Selon un communiqué du Procureur de la République près le Tribunal de première instance de Bongouanou, tout est parti d’un signalement anonyme reçu dans la nuit du 1er juillet. L’auteur de l’alerte évoquait des allées et venues inhabituelles de femmes âgées accompagnées de jeunes filles dans une maison située au quartier Kangandi.

Dépêchés sur les lieux sur instruction du parquet, les policiers ont découvert cinq fillettes âgées de 5 à 8 ans qui venaient d’être victimes d’excision. Les enfants ont immédiatement été conduits dans un établissement de santé afin de bénéficier d’une prise en charge médicale.
Les forces de l’ordre ont également procédé à l’interpellation de trois femmes âgées de 31, 60 et 72 ans. Parmi elles figure la mère d’une des victimes, une fillette de cinq ans.

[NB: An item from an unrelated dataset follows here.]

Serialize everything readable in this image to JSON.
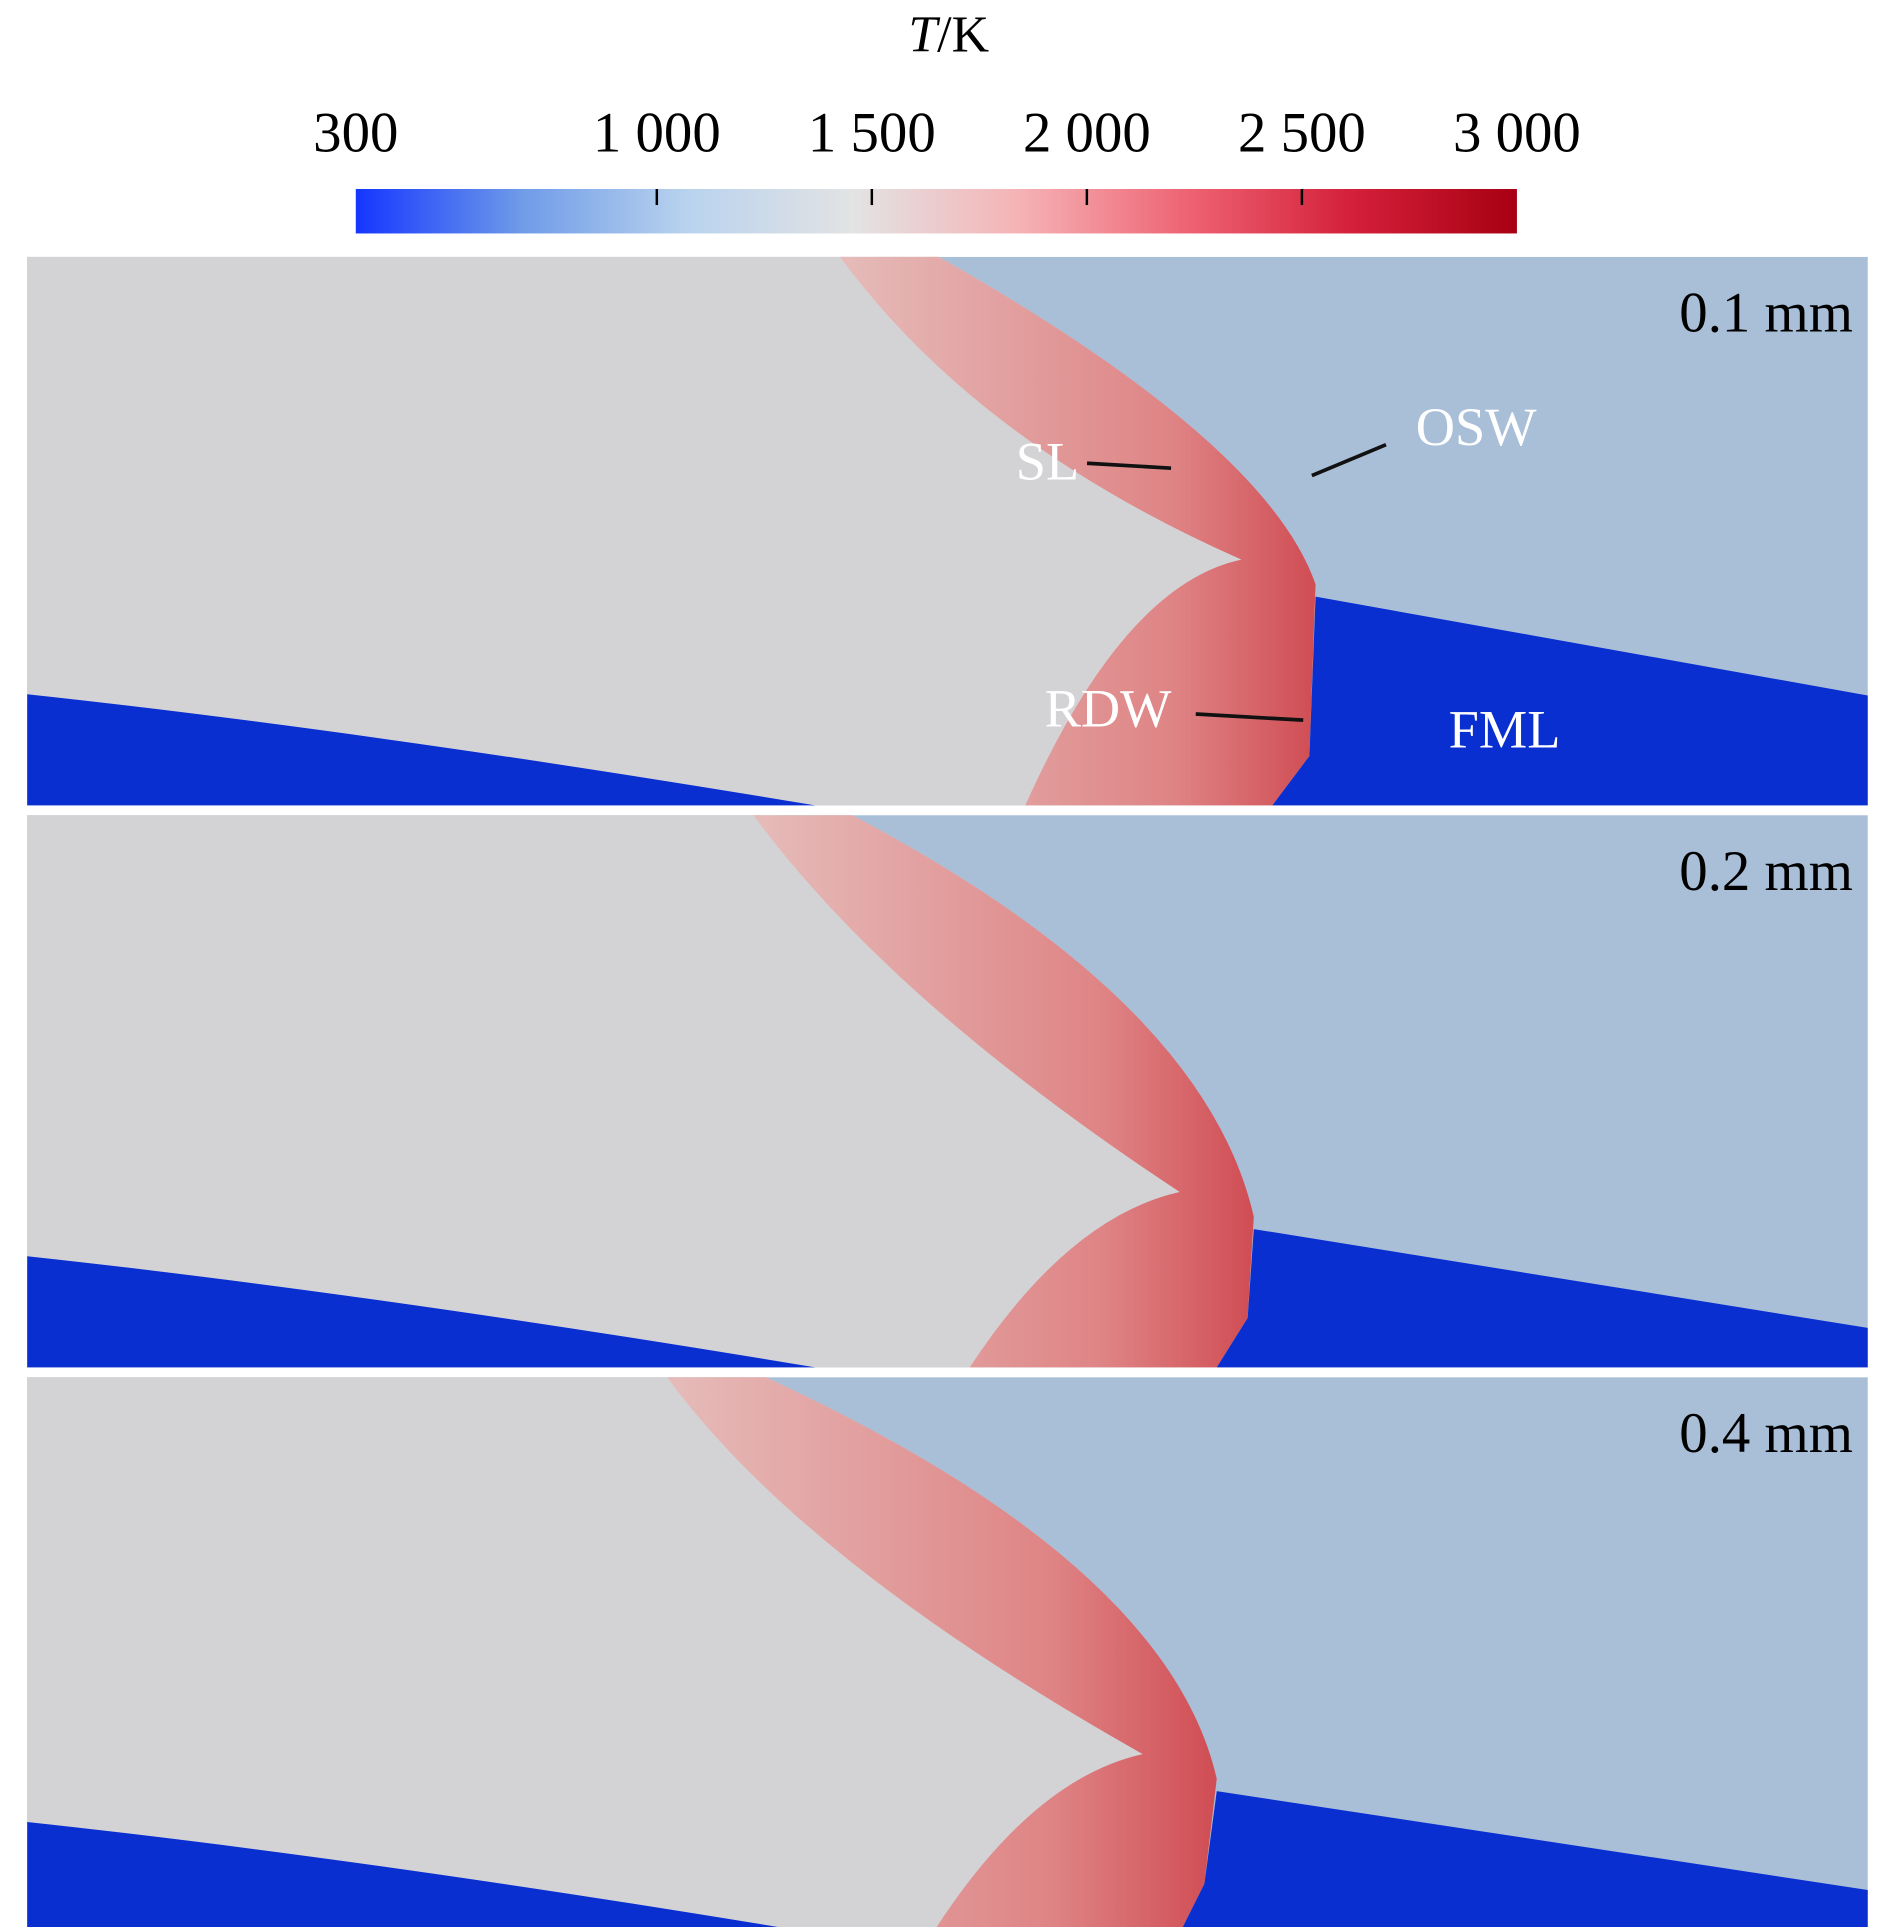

À l’issue de leur garde à vue et des investigations, les trois suspectes ont été déférées devant le parquet. Elles devront répondre devant le tribunal correctionnel des flagrants délits des faits de mutilation génitale, une infraction réprimée par les articles 394 à 397 du Code pénal ivoirien.
Dans son communiqué, le Procureur de la République a rappelé que l’excision demeure une pratique illégale en Côte d’Ivoire. Il a exhorté les populations à abandonner définitivement cette tradition, soulignant qu’elle porte gravement atteinte à l’intégrité physique des jeunes filles et expose ses auteurs à de lourdes sanctions pénales.
Cette affaire relance une nouvelle fois le débat sur la lutte contre les mutilations génitales féminines, malgré les campagnes de sensibilisation et le renforcement de l’arsenal juridique en Côte d’Ivoire.